Les médias plus l’Etat parachèvent la société libérale normative en lui fabriquant, par-dessus le marché, une conscience critique qui n’est som­me toute le plus souvent qu’une bonne conscien­ce, Autant qu’urbaines, post-industrielles, etc,, nous pouvons dire de nos sociétés qu’elles sont informatives.
Or, il se trouve que devant la rumeur oppres­sive des médias, la critique fait silence. Nous attribuons ce silence à l’Idéologie qui domine la critique et accorde à l’économique le primat absolu. Inverser la priorité des termes serait im­bécile. Nous savons assez combien l’économique et l’idéologique se fondent l’un l’autre et sont débordés par ce qu’ils n’épuisent pas pour ces­ser d’en faire des catégories séparées.
Il nous paraît urgent d’investir le champ de la communication, d’autant plus que, le voulant ou non, nos actes et nos projets seront médiatisés par les moyens existants avec tout ce que ça implique de filtrage et de banalisation.
Que nous méprisions les actuels modes d’in­formation n’exclue pas que nous puissions nous en servir. Nous pouvons jouer notamment sur le fait que les discours des médias peuvent être en avance sur le discours du pouvoir politique (sans être pour autant un contre-pouvoir !) et admettre par là un certain degré de curiosité et d’expériences. Cette utilisation devant plus res­sembler a du sabotage qu’à de l’entrisme, bien sûr. Il s’agit à la fois de s’en servir et de les détruire. Nous avons l’intention pour cela de chercher comment ça fonctionne au niveau du son, de l’image, de l’écriture.

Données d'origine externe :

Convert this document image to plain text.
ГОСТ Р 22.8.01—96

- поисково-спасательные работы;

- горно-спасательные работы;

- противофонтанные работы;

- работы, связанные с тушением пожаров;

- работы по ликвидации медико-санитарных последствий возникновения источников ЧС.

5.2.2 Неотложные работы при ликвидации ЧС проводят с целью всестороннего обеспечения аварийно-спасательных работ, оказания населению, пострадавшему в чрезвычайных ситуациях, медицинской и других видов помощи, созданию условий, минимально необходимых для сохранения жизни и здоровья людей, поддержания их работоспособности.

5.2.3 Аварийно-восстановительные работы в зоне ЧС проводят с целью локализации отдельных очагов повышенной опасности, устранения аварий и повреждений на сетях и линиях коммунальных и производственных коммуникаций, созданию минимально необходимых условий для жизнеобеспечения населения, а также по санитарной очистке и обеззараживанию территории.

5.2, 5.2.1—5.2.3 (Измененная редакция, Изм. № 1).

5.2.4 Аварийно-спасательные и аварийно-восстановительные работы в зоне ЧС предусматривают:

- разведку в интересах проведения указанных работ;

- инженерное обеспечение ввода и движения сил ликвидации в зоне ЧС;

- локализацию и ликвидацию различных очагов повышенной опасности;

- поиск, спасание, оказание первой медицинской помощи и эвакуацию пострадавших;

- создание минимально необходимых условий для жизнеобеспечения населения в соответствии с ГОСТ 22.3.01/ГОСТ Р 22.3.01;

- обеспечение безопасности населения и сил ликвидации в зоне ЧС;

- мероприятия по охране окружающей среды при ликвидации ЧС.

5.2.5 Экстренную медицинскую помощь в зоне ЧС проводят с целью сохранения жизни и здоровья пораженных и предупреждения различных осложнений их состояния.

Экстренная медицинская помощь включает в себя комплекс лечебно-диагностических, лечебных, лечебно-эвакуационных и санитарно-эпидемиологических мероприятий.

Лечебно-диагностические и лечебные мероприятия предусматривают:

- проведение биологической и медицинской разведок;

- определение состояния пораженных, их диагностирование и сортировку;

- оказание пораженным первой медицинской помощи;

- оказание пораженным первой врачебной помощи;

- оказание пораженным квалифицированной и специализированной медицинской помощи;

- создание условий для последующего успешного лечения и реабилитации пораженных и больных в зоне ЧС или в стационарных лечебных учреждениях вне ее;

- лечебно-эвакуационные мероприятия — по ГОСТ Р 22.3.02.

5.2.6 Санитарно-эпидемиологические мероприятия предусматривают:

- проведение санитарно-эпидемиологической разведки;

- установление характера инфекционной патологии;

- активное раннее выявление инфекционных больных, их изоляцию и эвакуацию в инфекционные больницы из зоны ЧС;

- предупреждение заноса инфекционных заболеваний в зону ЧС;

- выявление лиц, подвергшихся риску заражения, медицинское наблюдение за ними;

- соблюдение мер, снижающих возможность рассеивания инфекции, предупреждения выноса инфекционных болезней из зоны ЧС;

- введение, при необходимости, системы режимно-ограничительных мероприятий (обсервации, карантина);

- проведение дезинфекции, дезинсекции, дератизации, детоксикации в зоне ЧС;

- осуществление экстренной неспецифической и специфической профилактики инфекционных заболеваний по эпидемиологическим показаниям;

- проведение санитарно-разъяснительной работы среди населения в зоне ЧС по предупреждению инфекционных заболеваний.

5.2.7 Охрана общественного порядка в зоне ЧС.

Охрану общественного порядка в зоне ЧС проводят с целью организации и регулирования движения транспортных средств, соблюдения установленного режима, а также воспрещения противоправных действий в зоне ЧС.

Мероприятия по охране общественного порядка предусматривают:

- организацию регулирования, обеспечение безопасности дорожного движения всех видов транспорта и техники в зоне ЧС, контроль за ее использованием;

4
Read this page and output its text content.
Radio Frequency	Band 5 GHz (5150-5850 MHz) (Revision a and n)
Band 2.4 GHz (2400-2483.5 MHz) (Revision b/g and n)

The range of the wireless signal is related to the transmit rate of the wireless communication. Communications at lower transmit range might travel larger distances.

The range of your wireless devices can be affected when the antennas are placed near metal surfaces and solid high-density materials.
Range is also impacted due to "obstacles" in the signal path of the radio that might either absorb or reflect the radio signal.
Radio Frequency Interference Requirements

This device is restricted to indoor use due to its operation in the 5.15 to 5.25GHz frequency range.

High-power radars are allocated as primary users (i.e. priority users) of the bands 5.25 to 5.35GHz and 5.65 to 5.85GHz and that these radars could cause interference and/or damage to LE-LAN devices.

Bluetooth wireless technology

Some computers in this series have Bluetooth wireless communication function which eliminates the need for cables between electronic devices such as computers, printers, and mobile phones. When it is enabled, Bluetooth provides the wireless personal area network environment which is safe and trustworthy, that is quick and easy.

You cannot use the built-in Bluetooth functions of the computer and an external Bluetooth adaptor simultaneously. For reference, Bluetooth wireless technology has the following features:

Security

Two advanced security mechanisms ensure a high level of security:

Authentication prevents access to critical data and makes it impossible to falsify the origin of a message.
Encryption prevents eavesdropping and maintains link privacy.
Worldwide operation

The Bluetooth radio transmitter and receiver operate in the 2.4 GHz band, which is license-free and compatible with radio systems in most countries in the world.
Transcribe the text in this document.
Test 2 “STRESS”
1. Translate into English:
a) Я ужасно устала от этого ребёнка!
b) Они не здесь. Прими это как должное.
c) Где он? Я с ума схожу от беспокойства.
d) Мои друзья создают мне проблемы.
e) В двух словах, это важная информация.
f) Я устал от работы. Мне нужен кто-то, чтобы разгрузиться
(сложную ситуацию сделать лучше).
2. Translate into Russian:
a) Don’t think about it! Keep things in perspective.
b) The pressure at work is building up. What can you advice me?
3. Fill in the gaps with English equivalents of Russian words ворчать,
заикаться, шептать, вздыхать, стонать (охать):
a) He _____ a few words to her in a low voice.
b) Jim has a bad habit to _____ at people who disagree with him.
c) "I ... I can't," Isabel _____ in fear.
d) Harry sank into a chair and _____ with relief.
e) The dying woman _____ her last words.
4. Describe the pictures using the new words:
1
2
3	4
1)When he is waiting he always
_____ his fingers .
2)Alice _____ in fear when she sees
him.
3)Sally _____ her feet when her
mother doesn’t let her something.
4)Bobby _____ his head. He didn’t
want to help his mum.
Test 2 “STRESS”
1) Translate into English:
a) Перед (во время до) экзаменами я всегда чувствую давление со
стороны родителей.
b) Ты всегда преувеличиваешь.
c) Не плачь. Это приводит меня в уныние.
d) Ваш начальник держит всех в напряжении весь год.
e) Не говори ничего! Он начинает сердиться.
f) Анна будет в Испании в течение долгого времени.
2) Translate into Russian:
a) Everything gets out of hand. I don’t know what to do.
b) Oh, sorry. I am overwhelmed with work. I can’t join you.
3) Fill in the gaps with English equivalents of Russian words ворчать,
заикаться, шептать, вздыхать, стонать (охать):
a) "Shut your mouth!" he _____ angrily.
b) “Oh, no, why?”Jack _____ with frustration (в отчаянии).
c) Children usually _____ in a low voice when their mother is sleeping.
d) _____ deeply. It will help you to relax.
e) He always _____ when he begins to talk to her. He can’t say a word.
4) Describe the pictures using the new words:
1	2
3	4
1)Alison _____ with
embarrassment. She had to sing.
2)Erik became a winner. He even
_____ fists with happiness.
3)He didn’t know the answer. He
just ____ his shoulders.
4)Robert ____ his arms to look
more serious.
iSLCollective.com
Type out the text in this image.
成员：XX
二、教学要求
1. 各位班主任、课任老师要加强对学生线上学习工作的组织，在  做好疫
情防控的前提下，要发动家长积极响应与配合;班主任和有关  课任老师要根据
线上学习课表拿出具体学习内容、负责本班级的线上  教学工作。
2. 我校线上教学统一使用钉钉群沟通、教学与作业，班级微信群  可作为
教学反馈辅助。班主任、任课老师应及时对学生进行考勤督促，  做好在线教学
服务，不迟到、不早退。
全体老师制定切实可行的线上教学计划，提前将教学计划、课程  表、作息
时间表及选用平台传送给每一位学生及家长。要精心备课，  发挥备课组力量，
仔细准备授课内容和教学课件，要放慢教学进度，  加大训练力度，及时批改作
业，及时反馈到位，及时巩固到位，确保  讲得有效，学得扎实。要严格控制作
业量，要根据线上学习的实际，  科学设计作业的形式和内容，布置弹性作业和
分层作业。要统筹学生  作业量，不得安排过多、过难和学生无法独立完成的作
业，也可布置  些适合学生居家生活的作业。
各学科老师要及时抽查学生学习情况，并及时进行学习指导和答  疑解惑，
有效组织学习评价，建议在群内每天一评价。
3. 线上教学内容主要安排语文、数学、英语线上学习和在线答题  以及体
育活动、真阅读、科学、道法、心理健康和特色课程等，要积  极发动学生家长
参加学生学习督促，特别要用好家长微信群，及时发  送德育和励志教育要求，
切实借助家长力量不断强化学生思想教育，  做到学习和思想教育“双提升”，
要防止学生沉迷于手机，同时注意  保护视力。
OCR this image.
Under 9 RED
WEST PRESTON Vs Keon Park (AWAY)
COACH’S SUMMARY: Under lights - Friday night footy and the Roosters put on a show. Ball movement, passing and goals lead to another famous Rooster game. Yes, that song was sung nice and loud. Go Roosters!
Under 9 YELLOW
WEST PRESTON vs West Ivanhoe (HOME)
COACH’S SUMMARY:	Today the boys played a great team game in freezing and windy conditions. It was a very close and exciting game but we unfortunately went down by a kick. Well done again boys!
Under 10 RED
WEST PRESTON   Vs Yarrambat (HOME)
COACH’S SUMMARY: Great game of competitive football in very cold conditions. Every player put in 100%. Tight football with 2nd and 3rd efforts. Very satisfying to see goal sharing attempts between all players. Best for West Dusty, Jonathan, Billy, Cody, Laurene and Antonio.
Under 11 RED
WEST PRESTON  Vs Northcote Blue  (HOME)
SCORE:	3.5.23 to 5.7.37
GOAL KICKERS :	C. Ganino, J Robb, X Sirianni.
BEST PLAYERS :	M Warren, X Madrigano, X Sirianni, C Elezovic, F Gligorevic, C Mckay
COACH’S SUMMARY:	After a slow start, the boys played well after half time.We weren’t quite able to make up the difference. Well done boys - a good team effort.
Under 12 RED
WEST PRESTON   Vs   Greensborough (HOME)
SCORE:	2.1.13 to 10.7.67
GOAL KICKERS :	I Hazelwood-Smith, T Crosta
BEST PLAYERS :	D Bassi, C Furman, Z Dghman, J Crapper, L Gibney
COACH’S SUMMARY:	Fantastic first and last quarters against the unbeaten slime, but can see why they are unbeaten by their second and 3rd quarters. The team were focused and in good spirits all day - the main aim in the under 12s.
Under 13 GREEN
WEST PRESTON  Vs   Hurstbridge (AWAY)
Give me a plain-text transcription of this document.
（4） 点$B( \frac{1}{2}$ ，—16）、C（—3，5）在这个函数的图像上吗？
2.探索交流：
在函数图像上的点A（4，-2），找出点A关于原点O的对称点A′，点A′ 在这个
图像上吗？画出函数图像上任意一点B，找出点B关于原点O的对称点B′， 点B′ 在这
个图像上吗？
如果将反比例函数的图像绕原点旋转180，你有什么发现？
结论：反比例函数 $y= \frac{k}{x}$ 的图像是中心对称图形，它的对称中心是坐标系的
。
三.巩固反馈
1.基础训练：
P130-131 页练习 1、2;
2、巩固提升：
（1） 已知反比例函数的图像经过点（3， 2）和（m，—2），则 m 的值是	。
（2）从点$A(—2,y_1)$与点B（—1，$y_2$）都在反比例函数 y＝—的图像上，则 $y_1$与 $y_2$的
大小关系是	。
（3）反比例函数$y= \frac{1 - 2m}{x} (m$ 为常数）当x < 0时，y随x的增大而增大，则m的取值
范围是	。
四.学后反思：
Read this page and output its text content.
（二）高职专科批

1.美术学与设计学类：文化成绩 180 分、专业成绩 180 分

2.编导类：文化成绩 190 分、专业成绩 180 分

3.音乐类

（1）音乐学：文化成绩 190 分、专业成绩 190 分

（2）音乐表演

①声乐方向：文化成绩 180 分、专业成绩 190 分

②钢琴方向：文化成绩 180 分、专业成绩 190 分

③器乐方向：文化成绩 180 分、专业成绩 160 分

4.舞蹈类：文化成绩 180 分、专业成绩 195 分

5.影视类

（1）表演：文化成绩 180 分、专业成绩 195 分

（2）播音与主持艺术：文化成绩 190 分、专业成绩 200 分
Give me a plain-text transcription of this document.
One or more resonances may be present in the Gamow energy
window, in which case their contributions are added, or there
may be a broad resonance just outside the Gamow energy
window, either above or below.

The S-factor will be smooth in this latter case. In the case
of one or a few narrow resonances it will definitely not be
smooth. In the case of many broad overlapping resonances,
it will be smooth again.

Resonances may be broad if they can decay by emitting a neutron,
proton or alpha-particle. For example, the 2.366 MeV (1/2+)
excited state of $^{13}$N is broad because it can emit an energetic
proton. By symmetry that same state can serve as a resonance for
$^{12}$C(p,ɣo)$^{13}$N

Parallèlement, nous entendons développer nos propres modes de communication, d’une manière ici encore expérimentale. Cette expérimentation se confondra avec la recherche générale de pra­tiques nouvelles. Nous pouvons le formuler ain­si : provoquer des événements et leur CONTA­GION. Nous pouvons déjà esquisser les carac­tères de cette communication, outre que l’explo­ration d’aucun moyen technique ne devra être écartée. Tout d’abord suppression des intermé­diaires ; ceux qui agissent parlent. Nous serons témoins de quelque chose dans la mesure où nous y serons Impliqués, où quelques-uns de nos désirs s’y joueront. Ce refus des intermédiaires a son corollaire dans la non-reconnaissance des spécialisations, et des cloisonnements (faits qui seraient divers, ou politique, ou de droit com­mun, etc,). Ce journal est déjà une réponse mais nous ne nous en contenterons pas.
Provoquer des courts-circuits dans le bel agen­cement de l’information nous amuserait assez. Il ne s’agirait pas d’enseigner ni de propagander, mais de PROPAGER des intentions, des attitu­des, des sentiments, des forces. Pas d’une in­formation mais d’une dé-formation. Pas d’une ac­tion éducative mais d’une guérilla. Nous rêvons de propager l’insécurité, de provoquer l’INQUIE­TUDE - comme ce qui s’oppose à la satisfaction immobile -, de répercuter des expériences, de réveiller ce qui dort.

Jean-Pierre RODIER.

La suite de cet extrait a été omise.